Wed Oct 21 10:28:58 CDT 2015

On 21/10/15 10:56 AM, Barry Smith wrote:
>
>    I similarly saw the same behavior in the debugger that you reported and was mystified.
>    This is why I called it a nasty bug. The setting of different nonew flag meant that one process called the Allreduce() at the end of MatAssemblyEnd_MPIAIJ()
>
> if ((!mat->was_assembled && mode == MAT_FINAL_ASSEMBLY) || !((Mat_SeqAIJ*)(aij->A->data))->nonew) {
>      PetscObjectState state = aij->A->nonzerostate + aij->B->nonzerostate;
>      ierr = MPI_Allreduce(&state,&mat->nonzerostate,1,MPIU_INT64,MPI_SUM,PetscObjectComm((PetscObject)mat));CHKERRQ(ierr);
>    }
>
> but the other process skipped this call.
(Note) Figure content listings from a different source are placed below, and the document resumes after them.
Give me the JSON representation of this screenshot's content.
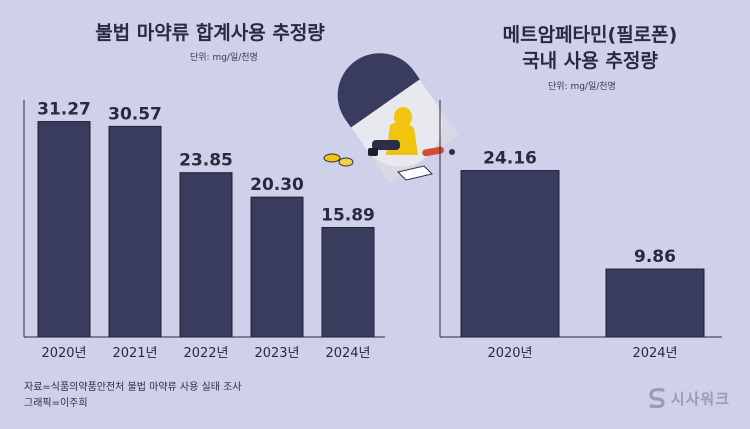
{
  "left": {
    "title": "불법 마약류 합계사용 추정량",
    "unit": "단위: mg/일/천명"
  },
  "right": {
    "title_line1": "메트암페타민(필로폰)",
    "title_line2": "국내 사용 추정량",
    "unit": "단위: mg/일/천명"
  },
  "notes": {
    "source": "자료=식품의약품안전처 불법 마약류 사용 실태 조사",
    "graphic": "그래픽=이주희"
  },
  "logo": {
    "text": "시사워크"
  },
  "colors": {
    "background": "#cfd0ea",
    "bar": "#3a3c5e",
    "axis": "#2a2a3e"
  },
  "chart_data": [
    {
      "type": "bar",
      "title": "불법 마약류 합계사용 추정량",
      "unit": "단위: mg/일/천명",
      "categories": [
        "2020년",
        "2021년",
        "2022년",
        "2023년",
        "2024년"
      ],
      "values": [
        31.27,
        30.57,
        23.85,
        20.3,
        15.89
      ],
      "value_labels": [
        "31.27",
        "30.57",
        "23.85",
        "20.30",
        "15.89"
      ],
      "ylim": [
        0,
        36
      ]
    },
    {
      "type": "bar",
      "title": "메트암페타민(필로폰) 국내 사용 추정량",
      "unit": "단위: mg/일/천명",
      "categories": [
        "2020년",
        "2024년"
      ],
      "values": [
        24.16,
        9.86
      ],
      "value_labels": [
        "24.16",
        "9.86"
      ],
      "ylim": [
        0,
        36
      ]
    }
  ]
}
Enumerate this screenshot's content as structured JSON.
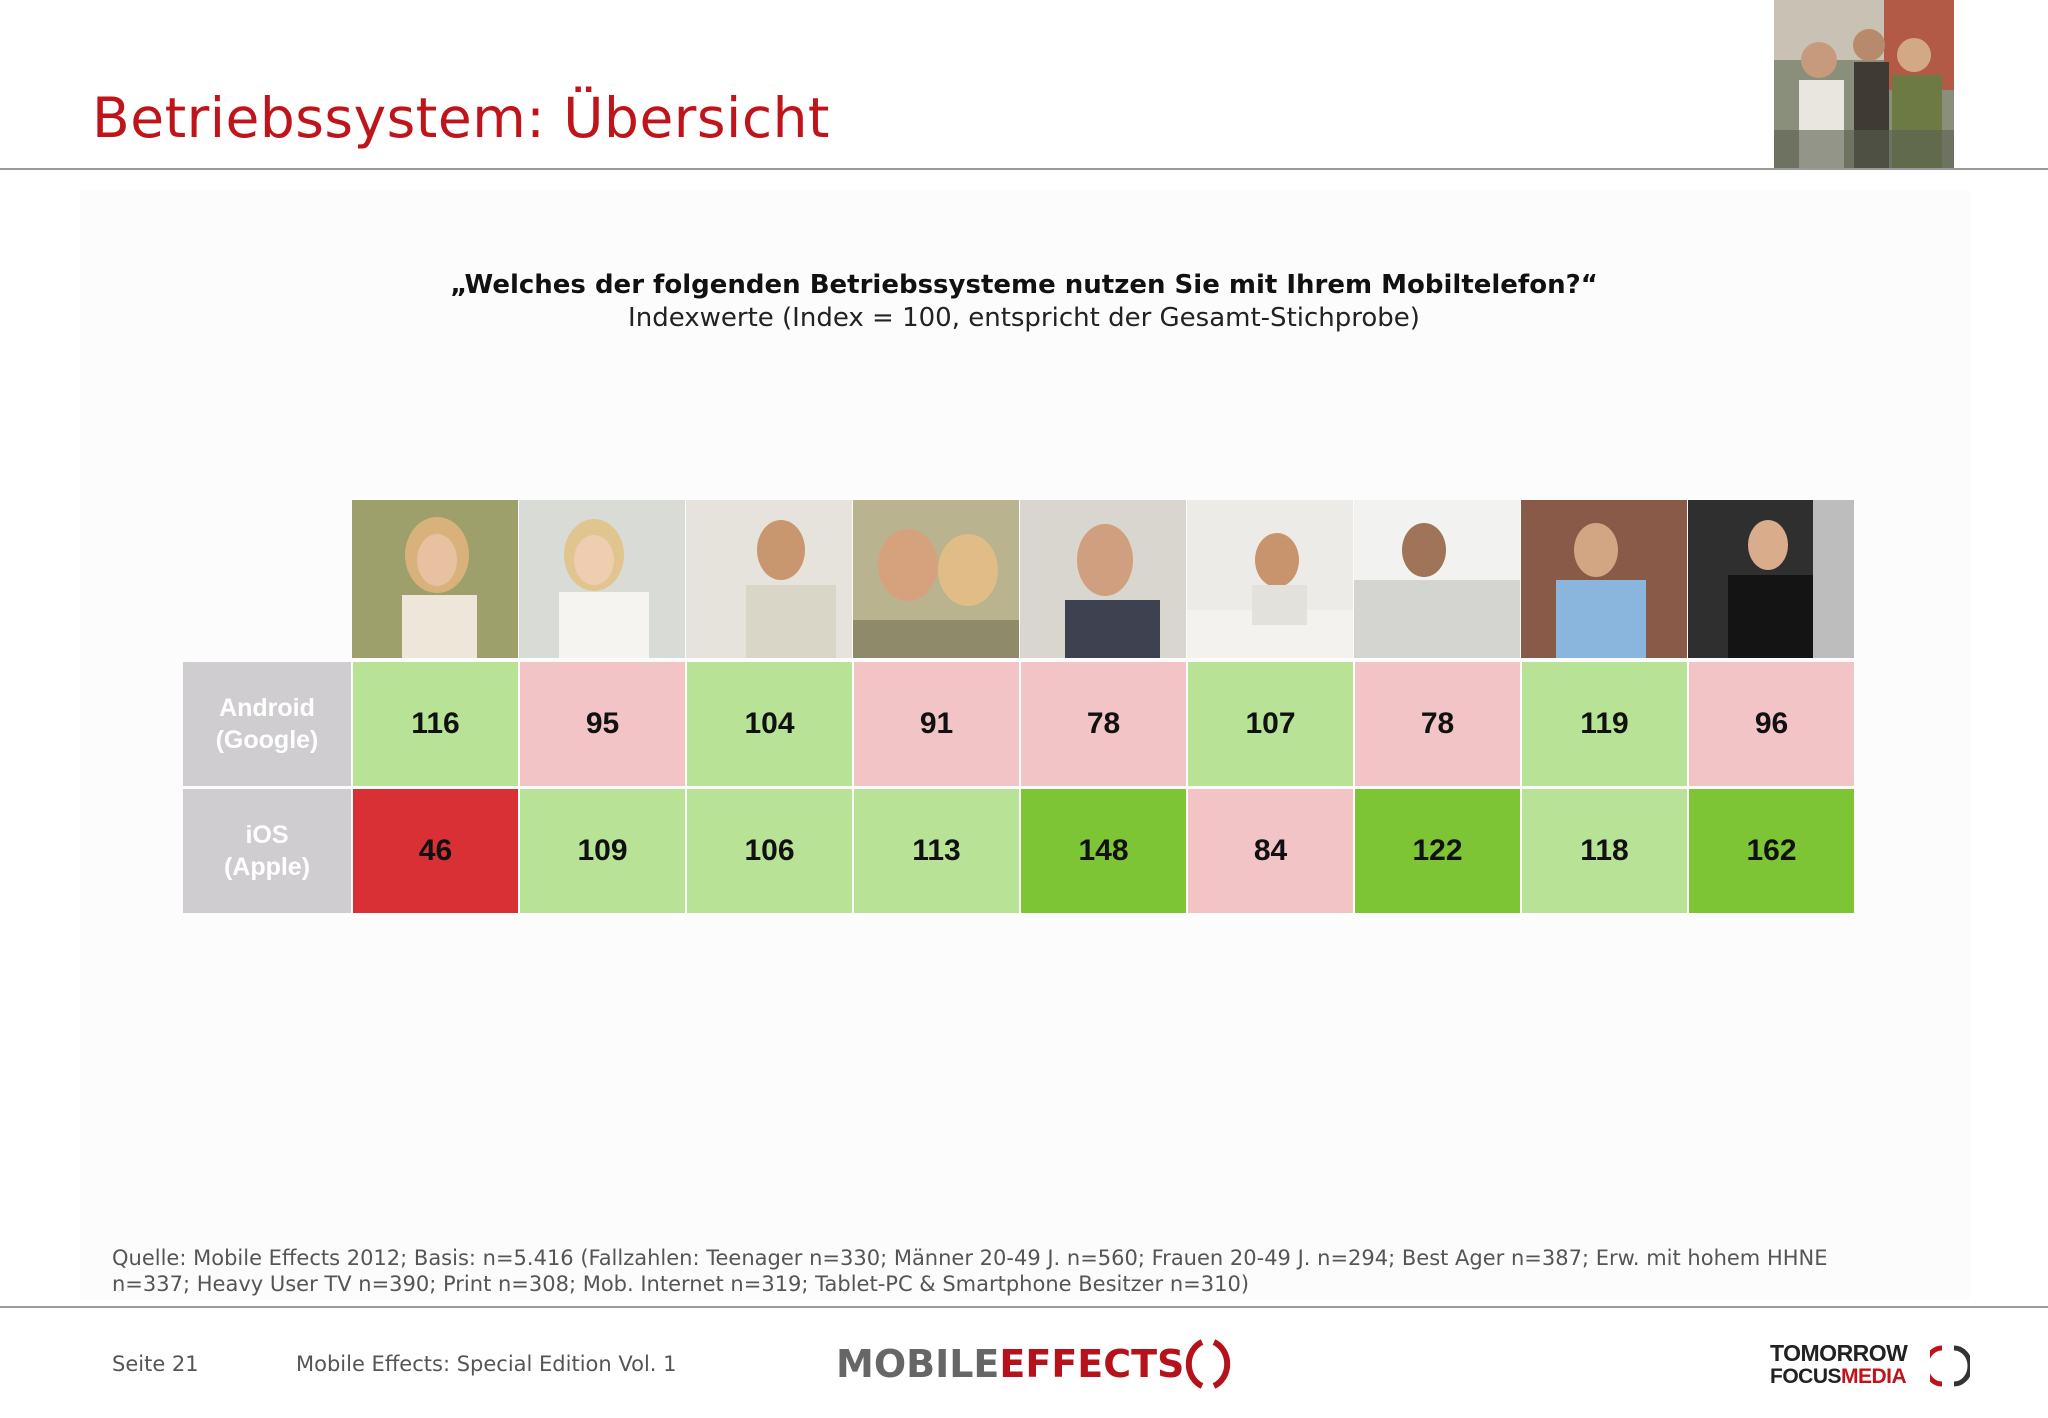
{
  "header": {
    "title": "Betriebssystem: Übersicht"
  },
  "question": {
    "text": "„Welches der folgenden Betriebssysteme nutzen Sie mit Ihrem Mobiltelefon?“",
    "subtitle": "Indexwerte (Index = 100, entspricht der Gesamt-Stichprobe)"
  },
  "colors": {
    "light_green": "#b8e396",
    "dark_green": "#7dc534",
    "light_red": "#f2c4c6",
    "dark_red": "#d93035",
    "label_gray": "#cfcdd0",
    "title_red": "#c0141b"
  },
  "chart_data": {
    "type": "table",
    "row_labels": [
      "Android\n(Google)",
      "iOS\n(Apple)"
    ],
    "rows": [
      {
        "values": [
          116,
          95,
          104,
          91,
          78,
          107,
          78,
          119,
          96
        ],
        "colors": [
          "light_green",
          "light_red",
          "light_green",
          "light_red",
          "light_red",
          "light_green",
          "light_red",
          "light_green",
          "light_red"
        ]
      },
      {
        "values": [
          46,
          109,
          106,
          113,
          148,
          84,
          122,
          118,
          162
        ],
        "colors": [
          "dark_red",
          "light_green",
          "light_green",
          "light_green",
          "dark_green",
          "light_red",
          "dark_green",
          "light_green",
          "dark_green"
        ]
      }
    ]
  },
  "source": {
    "text": "Quelle: Mobile Effects 2012; Basis: n=5.416 (Fallzahlen: Teenager n=330; Männer 20-49 J. n=560; Frauen 20-49 J. n=294; Best Ager n=387; Erw. mit hohem HHNE n=337; Heavy User TV n=390; Print n=308; Mob. Internet n=319; Tablet-PC & Smartphone Besitzer n=310)"
  },
  "footer": {
    "page": "Seite 21",
    "publication": "Mobile Effects: Special Edition Vol. 1",
    "logo_mobile": "MOBILE",
    "logo_effects": "EFFECTS",
    "tfm_line1": "TOMORROW",
    "tfm_focus": "FOCUS",
    "tfm_media": "MEDIA"
  }
}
Thus the other process got to the MPI_Allreduce() in PetscValidLogicalCollectiveEnum() and exchanged data between the two MPI_Allreduce() that serve very different purposes. Since MPI_Allreduce() doesn't have any concept of tags if one process skips an Allreduce call then the next Allreduce call gets matched with it.

ok!  I understand now...

then, would wrapping (in debug mode), these calls with MPI_Barrier 
before/after, would have prevented to mislead the debugging person?  In 
our code, we do control that all processes make the same collective mpi 
calls with a kind-of barrier (in debug mode) which communicates the line 
number and the file name (transformed into a int value) so that a 
process is blocked at the first wrongly matched mpi call...

>
>    The way I finally found the bug was to put a break point in MPI_Allreduce() and run the program until the two processes were calling Allreduce() from different places.

okay...wow... you modified the mpi code?  I was asking myself if there 
is a runtime or compilation option for openmpi/mpich to do this for all 
relevant collective mpi calls?

Anyway, thanks again!

Eric